We could not have known in the sixties that the women’s movement of the twentieth century was about to alter gender roles for all of society and shake the foundations of the church, especially those of the Southern Baptist Convention. Therein grew my passion for Christian Justice–and it was personal.
My role as an activist in the Baptist women’s movement began in the early 1980’s when I was minister of younger youth at Crescent Hill Baptist Church in Louisville, Kentucky. As one of the founding mothers of Baptist Women in Ministry, I was devoted to women ministers becoming all that God had called them to be. In 1983, I was on the original steering committee of BWIM as well as co-founder and coordinator of the Center for Women in Ministry, where we published our newsletter, Folio, for six years.
When and why did you move from local church work?
Upon leaving Crescent Hill Baptist in 1986, I could not find a church position in Louisville, even though I searched vigorously. If I were going to be employed, I reasoned, I would need to move to a secular setting. That’s when I entered the local political arena as campaign manager of a candidate for state attorney general. After his victory, I ran for State Representative to the General Assembly of Kentucky. Politics, I had read, was social work with power. That would be my ministry. While I lost the race, I could not have imagined the future before me.
During the next two decades, I was privileged to serve as executive director of the Louisville Library Foundation, where I ran the campaign for a taxing district for the library. I was president of the Center for Women and Families, providing social services to battered women and victims of rape; executive director of Kentuckiana Interfaith Community, where I led the interfaith efforts for Protestants, Catholics, Jews, Muslims; and resource coordinator of the Cooperative Baptist Fellowship, overseeing program coordinators, finance, and communications.

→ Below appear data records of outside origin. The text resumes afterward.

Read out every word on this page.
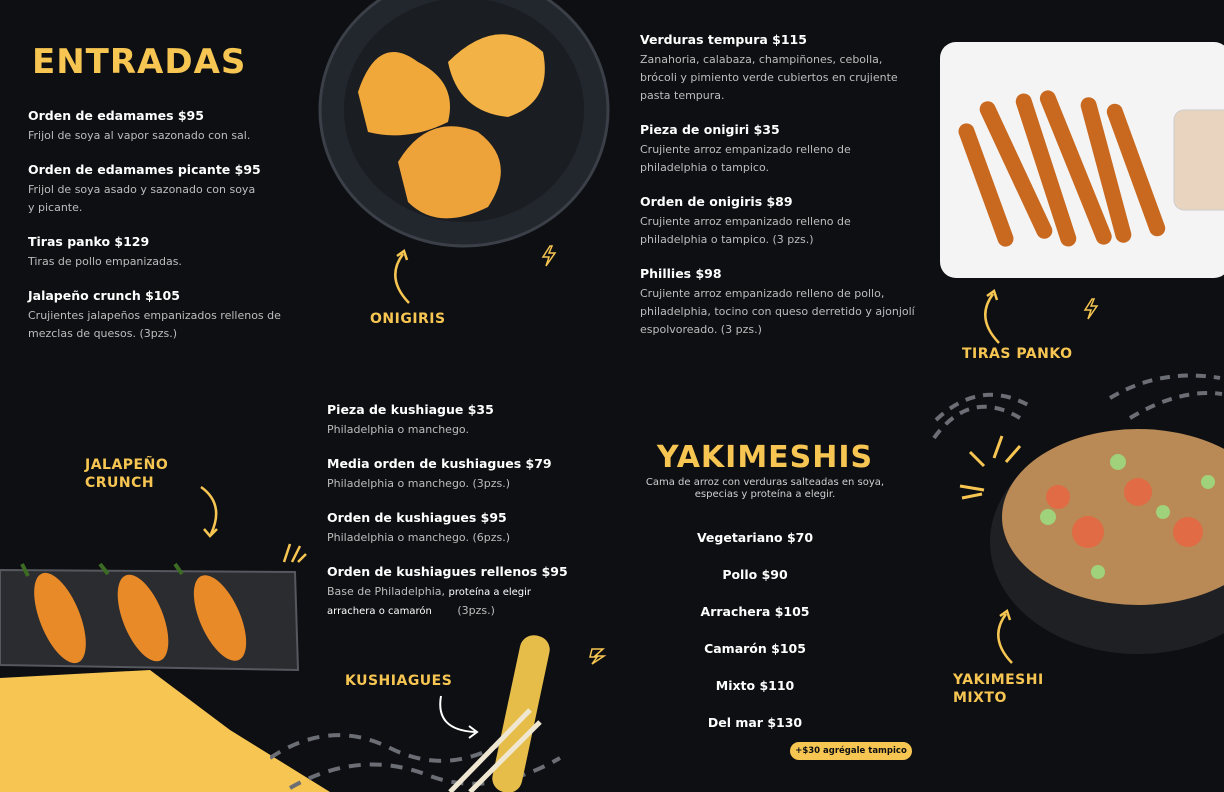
ENTRADAS
Orden de edamames $95
Frijol de soya al vapor sazonado con sal.
Orden de edamames picante $95
Frijol de soya asado y sazonado con soya y picante.
Tiras panko $129
Tiras de pollo empanizadas.
Jalapeño crunch $105
Crujientes jalapeños empanizados rellenos de mezclas de quesos. (3pzs.)
ONIGIRIS
Verduras tempura $115
Zanahoria, calabaza, champiñones, cebolla, brócoli y pimiento verde cubiertos en crujiente pasta tempura.
Pieza de onigiri $35
Crujiente arroz empanizado relleno de philadelphia o tampico.
Orden de onigiris $89
Crujiente arroz empanizado relleno de philadelphia o tampico. (3 pzs.)
Phillies $98
Crujiente arroz empanizado relleno de pollo, philadelphia, tocino con queso derretido y ajonjolí espolvoreado. (3 pzs.)
TIRAS PANKO
JALAPEÑO
CRUNCH
Pieza de kushiague $35
Philadelphia o manchego.
Media orden de kushiagues $79
Philadelphia o manchego. (3pzs.)
Orden de kushiagues $95
Philadelphia o manchego. (6pzs.)
Orden de kushiagues rellenos $95
Base de Philadelphia, proteína a elegir
arrachera o camarón (3pzs.)
KUSHIAGUES
YAKIMESHIS
Cama de arroz con verduras salteadas en soya,
especias y proteína a elegir.
Vegetariano $70
Pollo $90
Arrachera $105
Camarón $105
Mixto $110
Del mar $130
+$30 agrégale tampico
YAKIMESHI
MIXTO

Through the years my calling had expanded from foreign missions to managing four non-profits, running for public office, raising two sons and now enjoying two grandsons, becoming a civic activist, serving on numerous boards and commissions for the mayor and state attorney general. Not to mention Baptist work: serving two local churches, midwiving Baptist women in ministry, serving on the original steering committee for CBF, serving on the boards of Georgetown College, Baptist Theological Seminary of Richmond, and the Baptist Joint Committee for Religious Liberty.
What were your greatest joys?
One of my greatest joys is that thirty years after graduation from seminary I was ordained to the Gospel Ministry by Crescent Hill Baptist Church in Louisville, Kentucky. The ordination was an outward demonstration of an inward call and it was a significant high point of my life. By this time I had transcended my eighth grade understanding of God and had become a woman my fourteen-year-old self would hardly recognize. Yet, she is still with me!
Perhaps the ministry I loved the most was in the local church. In 2005 I finally had the opportunity to work in a church in Louisville! Broadway Baptist Church called me as associate pastor for spiritual formation. This job used all my gifts and skills and allowed me to love the people through pastoral care, worship planning, and leadership, as well as organizing and leading small groups and Sunday school. It was a joy. I retired from Broadway in 2012 at the age of sixty-nine.
Tell us about your retirement.
After such an active life, what I wanted in retirement was “more being and less doing.” These days I lead a more contemplative life, where I continue to flourish and grow, reading authors like Thomas Merton, Henri Nouwen, Richard Rohr, and Mary Oliver. Richard Rohr’s book Falling Upward was a tutorial for me on moving into the second half of life. The first half of life is about building our container, he writes, and the second half is about the contents. I am working on the contents! And this, dear friends, is the richest part of the journey.